4. Is the current state of DVD editing/burning simply inferior to Vegas' print to tape output? An 8mm digi8 print of this project appears flawless. The video quality of my DVD is a notch lower, and, of course, suffers from the described glitches from which my print-to-tape version is free. So, is DVD just not that good, yet, or am I missing something?

BTW, I import my audio/video via a digi8 camcorder if that makes any difference.

Thanks in advance for your comments/suggestions.

Caruso

Comments

Rogueone wrote on 3/21/2004, 12:52 PM
About your audio problem;
Rendering to AC3 is a whole lot better than rendering to WAV format. That's why DVDA has to recompress the audio. AC3 is higher quality, and it's already in the correct compressing. So, when you render your video, render the video track only, then render the audio to AC3. That could also be why there are some sound glitches; DVDA might be having troubles re-encoding the WAV file into the proper AC3 format.
Caruso wrote on 3/21/2004, 2:46 PM
Rogue:
Thanks for the reply. My second burn had the funny sound (too "reverby" even though no reverb is used in my vegas project).

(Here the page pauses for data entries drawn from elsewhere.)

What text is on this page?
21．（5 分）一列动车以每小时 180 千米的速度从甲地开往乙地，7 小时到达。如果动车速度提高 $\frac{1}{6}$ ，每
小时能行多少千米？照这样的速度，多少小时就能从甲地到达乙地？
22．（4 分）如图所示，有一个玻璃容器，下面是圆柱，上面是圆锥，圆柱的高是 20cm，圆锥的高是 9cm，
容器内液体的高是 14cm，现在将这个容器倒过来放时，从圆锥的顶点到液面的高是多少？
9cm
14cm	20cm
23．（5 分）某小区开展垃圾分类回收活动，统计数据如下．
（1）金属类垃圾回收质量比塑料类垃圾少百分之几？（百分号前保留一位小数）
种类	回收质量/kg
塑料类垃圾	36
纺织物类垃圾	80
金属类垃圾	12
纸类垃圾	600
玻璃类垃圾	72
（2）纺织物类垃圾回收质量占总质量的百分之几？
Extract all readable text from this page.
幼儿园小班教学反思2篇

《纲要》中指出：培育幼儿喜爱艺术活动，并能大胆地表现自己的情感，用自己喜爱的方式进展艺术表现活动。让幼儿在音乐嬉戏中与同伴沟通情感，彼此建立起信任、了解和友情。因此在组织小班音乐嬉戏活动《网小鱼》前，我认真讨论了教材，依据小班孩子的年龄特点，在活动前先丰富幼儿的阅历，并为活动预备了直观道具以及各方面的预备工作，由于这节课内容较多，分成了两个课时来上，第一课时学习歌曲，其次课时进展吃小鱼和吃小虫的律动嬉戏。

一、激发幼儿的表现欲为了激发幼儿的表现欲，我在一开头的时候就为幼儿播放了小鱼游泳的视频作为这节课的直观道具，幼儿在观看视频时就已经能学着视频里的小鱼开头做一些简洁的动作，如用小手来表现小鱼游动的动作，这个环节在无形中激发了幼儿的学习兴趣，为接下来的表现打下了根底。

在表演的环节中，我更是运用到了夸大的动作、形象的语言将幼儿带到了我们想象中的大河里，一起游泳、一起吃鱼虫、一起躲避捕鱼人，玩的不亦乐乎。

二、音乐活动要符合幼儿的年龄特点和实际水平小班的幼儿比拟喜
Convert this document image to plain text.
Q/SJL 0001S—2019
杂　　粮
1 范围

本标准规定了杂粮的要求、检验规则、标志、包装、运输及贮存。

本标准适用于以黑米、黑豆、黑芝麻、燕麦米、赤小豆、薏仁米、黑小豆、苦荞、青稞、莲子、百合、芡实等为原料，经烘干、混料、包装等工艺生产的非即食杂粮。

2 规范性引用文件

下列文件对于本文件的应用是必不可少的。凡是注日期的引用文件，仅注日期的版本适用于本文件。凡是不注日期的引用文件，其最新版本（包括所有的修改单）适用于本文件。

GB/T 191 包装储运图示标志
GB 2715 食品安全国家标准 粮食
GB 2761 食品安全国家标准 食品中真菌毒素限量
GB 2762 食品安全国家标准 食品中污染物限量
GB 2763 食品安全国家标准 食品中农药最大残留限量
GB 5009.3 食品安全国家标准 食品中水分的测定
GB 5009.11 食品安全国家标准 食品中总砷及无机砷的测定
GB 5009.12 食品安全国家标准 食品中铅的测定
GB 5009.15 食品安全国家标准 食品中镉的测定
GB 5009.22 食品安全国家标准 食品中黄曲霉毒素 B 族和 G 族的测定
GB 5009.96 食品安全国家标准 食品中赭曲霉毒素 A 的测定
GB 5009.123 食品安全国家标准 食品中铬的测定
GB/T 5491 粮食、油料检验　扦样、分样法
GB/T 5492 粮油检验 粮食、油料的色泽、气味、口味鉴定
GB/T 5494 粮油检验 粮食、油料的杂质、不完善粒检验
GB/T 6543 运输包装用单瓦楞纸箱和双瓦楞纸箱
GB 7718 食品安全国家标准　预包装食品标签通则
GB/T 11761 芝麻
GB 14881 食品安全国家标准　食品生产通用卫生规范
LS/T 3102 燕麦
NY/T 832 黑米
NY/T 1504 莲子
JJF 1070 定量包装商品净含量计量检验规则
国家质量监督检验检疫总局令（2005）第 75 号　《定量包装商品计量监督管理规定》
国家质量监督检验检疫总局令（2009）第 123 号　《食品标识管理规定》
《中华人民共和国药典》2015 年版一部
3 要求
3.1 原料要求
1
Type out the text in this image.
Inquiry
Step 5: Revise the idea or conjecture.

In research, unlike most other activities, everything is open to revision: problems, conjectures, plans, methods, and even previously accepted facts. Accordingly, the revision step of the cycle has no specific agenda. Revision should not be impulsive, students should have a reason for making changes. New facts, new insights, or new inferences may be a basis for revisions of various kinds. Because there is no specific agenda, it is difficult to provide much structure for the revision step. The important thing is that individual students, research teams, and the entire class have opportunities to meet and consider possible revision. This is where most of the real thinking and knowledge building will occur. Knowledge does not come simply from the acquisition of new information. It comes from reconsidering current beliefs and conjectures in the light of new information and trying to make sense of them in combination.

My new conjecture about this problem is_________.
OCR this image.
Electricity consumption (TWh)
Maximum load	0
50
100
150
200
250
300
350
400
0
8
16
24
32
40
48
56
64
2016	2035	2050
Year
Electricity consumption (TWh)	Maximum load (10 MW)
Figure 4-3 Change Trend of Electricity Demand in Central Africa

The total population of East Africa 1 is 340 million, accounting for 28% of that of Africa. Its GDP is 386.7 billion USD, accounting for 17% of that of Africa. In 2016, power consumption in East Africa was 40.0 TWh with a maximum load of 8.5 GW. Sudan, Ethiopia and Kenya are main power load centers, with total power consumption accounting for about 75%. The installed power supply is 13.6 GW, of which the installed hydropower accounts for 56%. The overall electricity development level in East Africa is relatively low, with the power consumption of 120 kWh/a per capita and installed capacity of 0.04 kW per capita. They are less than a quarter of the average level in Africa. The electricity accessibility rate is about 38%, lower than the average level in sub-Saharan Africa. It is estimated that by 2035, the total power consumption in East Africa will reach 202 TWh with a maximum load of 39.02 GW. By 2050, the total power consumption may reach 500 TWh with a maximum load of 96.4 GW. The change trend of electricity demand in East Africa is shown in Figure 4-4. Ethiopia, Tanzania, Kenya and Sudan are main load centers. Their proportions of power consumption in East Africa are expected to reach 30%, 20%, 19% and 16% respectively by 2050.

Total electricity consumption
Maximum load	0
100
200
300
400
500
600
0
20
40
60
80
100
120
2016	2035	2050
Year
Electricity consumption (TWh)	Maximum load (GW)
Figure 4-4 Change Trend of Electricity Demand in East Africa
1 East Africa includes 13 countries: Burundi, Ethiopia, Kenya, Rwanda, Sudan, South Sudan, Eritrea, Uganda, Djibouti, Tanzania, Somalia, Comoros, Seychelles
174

Burn three, where I rendered audio/video separately, the sound was perfect, but the video had some glitches.

I'm going to try again using the AC3 just to see if there is any effect on the video (I don't really expect any).

Also, I'm burning to DVD+RW discs if that makes any difference. Also, burn three overwrote burn 2 on that particular RW disc. It appears that you don't have to erase this type of disc, as DVDA simply warns you that it will overwrite a proceeds to do so. Again, it would surprise me, but I'll ask the question, nevertheless - does using rewritables affect the outcome of the burn at all, and, would overwriting also have any effect on my results.

Thanks in advance for your replies.

Caruso
Rogueone wrote on 3/21/2004, 7:22 PM
About the part that you said has glitches, what kind are they? Are they pixelation or distortion? And are those glitches during fast-paced, action type sequence, or at random areas? Sometimes digital effects can become distorted in final renders.

If they are still there, you might try adjusting the bitrate, and maybe render only the sequences that currently have problems to see if adjusting something could correct it.

As for your DVD+RW, the only problems I'm aware of are in some TV DVD players. Some of the units have problems reading RW discs. I don't think that overwriting the RW would cause issues.